Design and validation of an Arduino-based, cost-effective heated anesthesia induction chamber for mice (2026)

Corea, A., Tucker, K., Benites, C. E. et al.

Abstract

Rodents are highly susceptible to peri-anesthetic hypothermia because of their small body size, large surface area to volume/mass ratio, and anesthetic-induced thermoregulatory depression. Early heat loss during induction is rapid and can be difficult to reverse, emphasizing the need for simple, reliable warming solutions during anesthetic induction. We designed and validated a low-cost, Arduino-controlled heated induction chamber for mice and evaluated its safety and efficacy in preventing early hypothermia. The device uses proportional integral derivative control to regulate a heated chamber floor.
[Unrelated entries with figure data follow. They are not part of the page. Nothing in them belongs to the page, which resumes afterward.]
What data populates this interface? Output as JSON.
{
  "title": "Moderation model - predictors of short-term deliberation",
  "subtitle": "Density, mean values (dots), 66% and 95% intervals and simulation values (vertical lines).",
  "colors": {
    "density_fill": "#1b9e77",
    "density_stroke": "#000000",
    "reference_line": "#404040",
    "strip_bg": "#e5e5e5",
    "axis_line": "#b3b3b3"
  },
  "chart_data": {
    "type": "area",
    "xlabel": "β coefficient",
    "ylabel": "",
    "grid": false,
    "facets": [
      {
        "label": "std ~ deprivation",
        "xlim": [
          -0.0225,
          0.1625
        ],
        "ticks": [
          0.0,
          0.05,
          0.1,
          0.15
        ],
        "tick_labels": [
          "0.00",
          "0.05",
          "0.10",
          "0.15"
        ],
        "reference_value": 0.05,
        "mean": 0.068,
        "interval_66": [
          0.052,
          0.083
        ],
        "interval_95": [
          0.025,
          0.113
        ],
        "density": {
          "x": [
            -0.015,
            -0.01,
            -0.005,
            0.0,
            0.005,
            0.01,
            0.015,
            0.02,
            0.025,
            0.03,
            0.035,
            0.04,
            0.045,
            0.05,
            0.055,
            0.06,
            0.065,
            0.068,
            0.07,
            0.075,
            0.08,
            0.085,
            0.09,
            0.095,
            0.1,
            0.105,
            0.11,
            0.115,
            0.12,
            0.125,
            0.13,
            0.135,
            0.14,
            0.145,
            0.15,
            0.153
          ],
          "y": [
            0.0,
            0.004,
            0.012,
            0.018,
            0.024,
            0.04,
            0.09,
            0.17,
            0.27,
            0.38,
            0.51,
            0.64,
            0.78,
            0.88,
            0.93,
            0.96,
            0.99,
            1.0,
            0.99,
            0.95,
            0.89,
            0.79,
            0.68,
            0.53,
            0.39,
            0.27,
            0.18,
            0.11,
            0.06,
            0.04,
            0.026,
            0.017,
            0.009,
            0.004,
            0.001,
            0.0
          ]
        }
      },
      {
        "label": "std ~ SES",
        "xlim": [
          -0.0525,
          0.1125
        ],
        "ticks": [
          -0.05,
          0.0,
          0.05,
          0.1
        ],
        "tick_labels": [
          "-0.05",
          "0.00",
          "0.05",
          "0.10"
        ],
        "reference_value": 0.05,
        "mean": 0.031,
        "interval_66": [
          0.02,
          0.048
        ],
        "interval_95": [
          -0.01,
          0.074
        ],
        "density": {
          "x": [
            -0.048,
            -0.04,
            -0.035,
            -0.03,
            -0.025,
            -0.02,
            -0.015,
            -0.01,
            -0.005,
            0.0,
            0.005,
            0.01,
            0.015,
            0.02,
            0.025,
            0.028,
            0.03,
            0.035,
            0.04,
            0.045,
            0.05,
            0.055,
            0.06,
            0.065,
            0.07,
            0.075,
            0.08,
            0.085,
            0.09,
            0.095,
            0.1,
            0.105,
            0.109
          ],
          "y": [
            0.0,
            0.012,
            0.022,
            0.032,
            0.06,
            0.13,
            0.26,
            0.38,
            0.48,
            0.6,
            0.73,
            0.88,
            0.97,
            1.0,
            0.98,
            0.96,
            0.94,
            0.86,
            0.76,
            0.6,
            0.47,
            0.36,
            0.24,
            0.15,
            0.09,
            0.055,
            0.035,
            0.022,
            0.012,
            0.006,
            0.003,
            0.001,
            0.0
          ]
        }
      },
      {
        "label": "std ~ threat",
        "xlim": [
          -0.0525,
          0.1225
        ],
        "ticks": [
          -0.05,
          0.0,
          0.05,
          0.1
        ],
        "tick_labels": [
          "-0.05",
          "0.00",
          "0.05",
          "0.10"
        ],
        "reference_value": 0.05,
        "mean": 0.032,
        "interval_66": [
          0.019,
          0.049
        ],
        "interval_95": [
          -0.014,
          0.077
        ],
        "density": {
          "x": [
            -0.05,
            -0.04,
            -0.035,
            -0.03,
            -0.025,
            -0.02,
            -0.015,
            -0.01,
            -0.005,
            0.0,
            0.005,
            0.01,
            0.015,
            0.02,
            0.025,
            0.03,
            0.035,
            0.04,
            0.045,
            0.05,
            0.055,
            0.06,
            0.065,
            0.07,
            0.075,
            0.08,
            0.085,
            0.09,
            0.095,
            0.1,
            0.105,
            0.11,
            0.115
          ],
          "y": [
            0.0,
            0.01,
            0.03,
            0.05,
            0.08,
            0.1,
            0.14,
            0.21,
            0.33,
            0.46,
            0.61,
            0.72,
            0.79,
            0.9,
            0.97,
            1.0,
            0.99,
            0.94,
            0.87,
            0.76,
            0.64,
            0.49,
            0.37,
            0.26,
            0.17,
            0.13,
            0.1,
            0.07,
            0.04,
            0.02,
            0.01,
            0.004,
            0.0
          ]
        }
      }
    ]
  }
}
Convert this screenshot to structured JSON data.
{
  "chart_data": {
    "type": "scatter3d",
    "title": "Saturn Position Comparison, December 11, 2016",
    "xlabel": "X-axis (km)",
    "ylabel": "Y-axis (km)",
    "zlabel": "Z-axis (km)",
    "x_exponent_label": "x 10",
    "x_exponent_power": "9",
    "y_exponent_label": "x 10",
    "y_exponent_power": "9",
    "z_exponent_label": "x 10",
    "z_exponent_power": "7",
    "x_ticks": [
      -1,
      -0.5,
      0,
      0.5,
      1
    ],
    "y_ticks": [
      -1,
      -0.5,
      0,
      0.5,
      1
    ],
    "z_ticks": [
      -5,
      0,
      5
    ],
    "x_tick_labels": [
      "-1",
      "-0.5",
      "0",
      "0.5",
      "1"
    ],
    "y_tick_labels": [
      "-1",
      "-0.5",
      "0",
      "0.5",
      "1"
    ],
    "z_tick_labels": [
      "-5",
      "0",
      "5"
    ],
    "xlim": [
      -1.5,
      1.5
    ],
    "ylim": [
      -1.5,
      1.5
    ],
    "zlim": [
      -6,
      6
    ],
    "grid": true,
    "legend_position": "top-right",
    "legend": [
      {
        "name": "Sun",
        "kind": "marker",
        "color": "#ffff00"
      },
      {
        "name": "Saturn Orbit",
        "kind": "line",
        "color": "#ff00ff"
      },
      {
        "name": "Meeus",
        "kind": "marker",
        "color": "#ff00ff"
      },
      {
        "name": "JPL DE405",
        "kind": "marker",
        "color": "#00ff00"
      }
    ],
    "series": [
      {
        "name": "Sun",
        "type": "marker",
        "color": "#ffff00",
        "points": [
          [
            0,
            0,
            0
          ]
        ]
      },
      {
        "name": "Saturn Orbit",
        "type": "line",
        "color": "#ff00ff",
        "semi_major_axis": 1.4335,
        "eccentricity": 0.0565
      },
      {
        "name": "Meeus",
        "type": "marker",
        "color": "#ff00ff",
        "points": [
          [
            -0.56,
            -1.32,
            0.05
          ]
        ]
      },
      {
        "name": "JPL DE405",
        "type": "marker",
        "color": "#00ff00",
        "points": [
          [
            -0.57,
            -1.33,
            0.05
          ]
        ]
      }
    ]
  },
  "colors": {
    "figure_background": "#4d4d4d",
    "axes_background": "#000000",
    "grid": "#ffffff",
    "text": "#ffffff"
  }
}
Bench testing quantified warm-up time, steady-state stability, and the temperature offset between the embedded thermistor and surface temperature. In a randomized, paired, repeated-measures design, 10 adult C57BL/6 mice underwent 2 experimental conditions, unheated induction compared with heated induction, followed by a standardized 10-minute anesthetic maintenance phase on a prewarmed, heated surgical monitoring platform. Core body temperature was measured with intraperitoneal radio frequency identification transponders, while rectal temperature and physiologic parameters (peripheral oxygen saturation, heart rate, respiratory rate) were recorded during maintenance. Recovery time was measured from isoflurane discontinuation until the first voluntary movement. The heated chamber reached thermal stability within 10 minutes; at steady state, a constant average surface temperature near 37.5 °C was reliably obtained. During induction, unheated controls showed a rapid decline in core temperature, while during the heated-chamber induction, they maintained normothermia. The control group did not regain baseline temperature until several minutes into the maintenance phase and stabilized at values ∼1 °C lower than those of the heated group. Both groups remained physiologically stable during anesthetic maintenance and recovered within comparable times. This cost-effective, Arduino-based chamber prevented early hypothermia without compromising physiologic stability and represents a practical refinement to improve rodent anesthetic procedures, animal welfare, and experimental reproducibility.